As Fed Warns of Turbulence Ahead, Markets Remove Their Seat Belts

(Reuters) - The Federal Reserve's hawkish message on inflation registered quickly in U.S. housing markets this summer as mortgage rates shot up and home sales slowed.

But that was the one prominent and anticipated adjustment across an economy that has met the U.S. central bank's most aggressive shift of monetary policy in a generation with a relative shrug.

Stock prices on major indices have surged more than 15% since June; companies added about half a million jobs in July; the premium that investors demand to hold the lowest-rated corporate debt, a proxy for risk sentiment generally, has been declining and "junk bond" issuance is growing after falling in July.

For a central bank whose influence on the economy runs through financial markets, it was evidence of potential struggles still to come.

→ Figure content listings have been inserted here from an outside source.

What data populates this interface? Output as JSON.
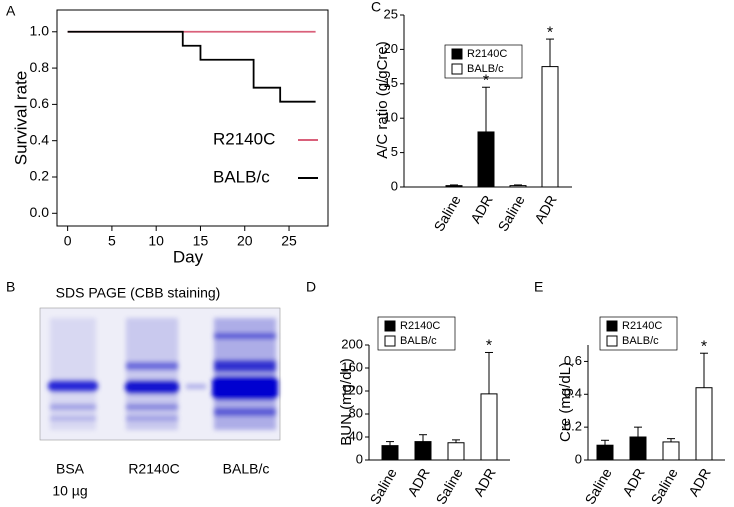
{
  "panel_labels": [
    "A",
    "B",
    "C",
    "D",
    "E"
  ],
  "gel": {
    "title": "SDS PAGE (CBB staining)",
    "lanes": [
      [
        "BSA",
        "10 µg"
      ],
      [
        "R2140C"
      ],
      [
        "BALB/c"
      ]
    ]
  },
  "chart_data": [
    {
      "type": "line",
      "x_label": "Day",
      "y_label": "Survival rate",
      "xlim": [
        -1.2,
        29.4
      ],
      "xticks": [
        0,
        5,
        10,
        15,
        20,
        25
      ],
      "ylim": [
        -0.07,
        1.12
      ],
      "yticks": [
        {
          "value": 0,
          "label": "0.0"
        },
        {
          "value": 0.2,
          "label": "0.2"
        },
        {
          "value": 0.4,
          "label": "0.4"
        },
        {
          "value": 0.6,
          "label": "0.6"
        },
        {
          "value": 0.8,
          "label": "0.8"
        },
        {
          "value": 1,
          "label": "1.0"
        }
      ],
      "series": [
        {
          "name": "R2140C",
          "color": "#d9607a",
          "x": [
            0,
            28
          ],
          "values": [
            1,
            1
          ]
        },
        {
          "name": "BALB/c",
          "color": "#000000",
          "x": [
            0,
            13,
            13,
            15,
            15,
            21,
            21,
            24,
            24,
            28
          ],
          "values": [
            1,
            1,
            0.923,
            0.923,
            0.846,
            0.846,
            0.692,
            0.692,
            0.615,
            0.615
          ]
        }
      ]
    },
    {
      "type": "bar",
      "y_label": "A/C ratio (g/gCre)",
      "categories": [
        "Saline",
        "ADR",
        "Saline",
        "ADR"
      ],
      "ylim": [
        0,
        25
      ],
      "yticks": [
        0,
        5,
        10,
        15,
        20,
        25
      ],
      "series": [
        {
          "name": "R2140C",
          "color": "#000000",
          "values": [
            0.2,
            8,
            null,
            null
          ],
          "errors": [
            0.1,
            6.5,
            null,
            null
          ],
          "significance": [
            null,
            "*",
            null,
            null
          ]
        },
        {
          "name": "BALB/c",
          "color": "#ffffff",
          "values": [
            null,
            null,
            0.2,
            17.5
          ],
          "errors": [
            null,
            null,
            0.1,
            4
          ],
          "significance": [
            null,
            null,
            null,
            "*"
          ]
        }
      ]
    },
    {
      "type": "bar",
      "y_label": "BUN (mg/dL)",
      "categories": [
        "Saline",
        "ADR",
        "Saline",
        "ADR"
      ],
      "ylim": [
        0,
        200
      ],
      "yticks": [
        0,
        40,
        80,
        120,
        160,
        200
      ],
      "series": [
        {
          "name": "R2140C",
          "color": "#000000",
          "values": [
            25,
            32,
            null,
            null
          ],
          "errors": [
            7,
            12,
            null,
            null
          ],
          "significance": [
            null,
            null,
            null,
            null
          ]
        },
        {
          "name": "BALB/c",
          "color": "#ffffff",
          "values": [
            null,
            null,
            30,
            115
          ],
          "errors": [
            null,
            null,
            5,
            72
          ],
          "significance": [
            null,
            null,
            null,
            "*"
          ]
        }
      ]
    },
    {
      "type": "bar",
      "y_label": "Cre (mg/dL)",
      "categories": [
        "Saline",
        "ADR",
        "Saline",
        "ADR"
      ],
      "ylim": [
        0,
        0.7
      ],
      "yticks": [
        0,
        0.2,
        0.4,
        0.6
      ],
      "series": [
        {
          "name": "R2140C",
          "color": "#000000",
          "values": [
            0.09,
            0.14,
            null,
            null
          ],
          "errors": [
            0.03,
            0.06,
            null,
            null
          ],
          "significance": [
            null,
            null,
            null,
            null
          ]
        },
        {
          "name": "BALB/c",
          "color": "#ffffff",
          "values": [
            null,
            null,
            0.11,
            0.44
          ],
          "errors": [
            null,
            null,
            0.02,
            0.21
          ],
          "significance": [
            null,
            null,
            null,
            "*"
          ]
        }
      ]
    }
  ]
}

"The Fed really is fighting a sentiment battle right now ... trying to prepare markets to the idea that they have more wood to chop" in curbing an outbreak of inflation not seen in 40 years, said Andrew Patterson, senior international economist at Vanguard. "The market reaction is a bit premature."

The Fed since March has delivered the stiffest set of interest rate increases in decades. Its policy rate had been set near zero since March of 2020 to battle the economic impact of the pandemic, but a surge in prices that began last year caused the central bank to reverse course in an effort to hold inflation to its 2% annual target.

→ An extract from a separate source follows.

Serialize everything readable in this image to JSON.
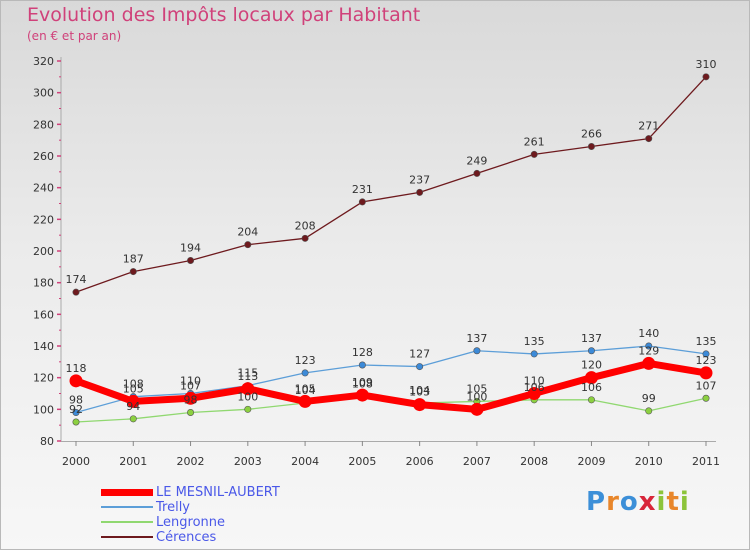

The first hike - a 25-basis-point move - matched the standard increment in recent years, but that was scaled up to half a percentage point in May, and then to 75-basis-point increases in June and July. With a range now set between 2.25% and 2.50%, the federal funds rate already matches the peak reached in the last hiking cycle that ended in mid-2019, getting to that point in seven months this time versus 38 months then.